The truth is that more people are plagued with manic depression than you may think. It's a disease that knows no cultural, economic or educational boundaries.

Manic depression is a malfunctioning of the brain which causes an individual to experience disparate mood swings for no apparent reason. Those affected with manic depression are not only capable of reaching seemingly bottomless lows of depression, but are also able to extend their emotions to euphoric states where they feel a certain bliss and visions of grandeur.

In fact, manic depression - which is not more often referred to as bipolar disorder - affects 1.9 million Americans personally in any given year. But this number doesn't reflect the actual number of people x being treated for manic depression. Half of this nearly 2 million are not receiving any treatment for their manic depression. Some simply aren't aware they have it. Others are homeless and cannot get help. Still others are incarcerated and not receiving proper treatment.

Still others aren't receiving treatment for their manic depression because their symptoms are in remission. These individuals have chosen to stop taking their medication for manic depression. And there are still some individuals with manic depression who just refuse to be treated. Unfortunately, some these people end up self medicating themselves with illegal drugs and excessive alcohol use.

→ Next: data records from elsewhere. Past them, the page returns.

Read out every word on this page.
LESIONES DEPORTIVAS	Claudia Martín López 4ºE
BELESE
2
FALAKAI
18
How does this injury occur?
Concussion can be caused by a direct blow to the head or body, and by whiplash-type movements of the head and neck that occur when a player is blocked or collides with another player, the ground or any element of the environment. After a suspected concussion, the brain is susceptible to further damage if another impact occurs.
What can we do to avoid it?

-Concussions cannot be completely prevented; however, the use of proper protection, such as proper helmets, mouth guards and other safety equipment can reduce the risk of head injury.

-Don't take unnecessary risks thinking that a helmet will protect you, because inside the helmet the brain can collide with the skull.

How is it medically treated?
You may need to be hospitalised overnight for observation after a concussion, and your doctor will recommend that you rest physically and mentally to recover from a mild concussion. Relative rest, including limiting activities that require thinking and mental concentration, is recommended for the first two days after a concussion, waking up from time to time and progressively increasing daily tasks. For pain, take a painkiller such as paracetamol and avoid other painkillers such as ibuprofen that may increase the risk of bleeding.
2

Manic depression really doesn't care whether you're male or female. It strikes both sexes just about equally. This, researchers believe, is a curious fact. While men are affected by manic depression roughly on the same order as women, females are more susceptible to depression. Science has yet to tell us why that should be.

While African-Americans and Caucasians are about equally susceptible to developing manic depression, Mexican-Americans have a lower than average risk of developing it. The risk for the Amish and the traditional Hutterites of developing manic depression is also lower than average.

Is manic depression a consequence of living in an industrialized, stressed out society? While there is no real research being done to answer this question, the statistics themselves seem to answer 'Yes!' The incidence of manic depression was much lower prior to the 19th Century. This illness seems to be increasing in prevalence. Now, even children are being diagnosed with manic depression. Prior to 1994, it was that that this disorder didn't affect those under the age of 18. The sad part is that we have yet to determine a cause.

In the meantime, the treatment and related costs of manic depression costs the United States approximately $45 billion every single year!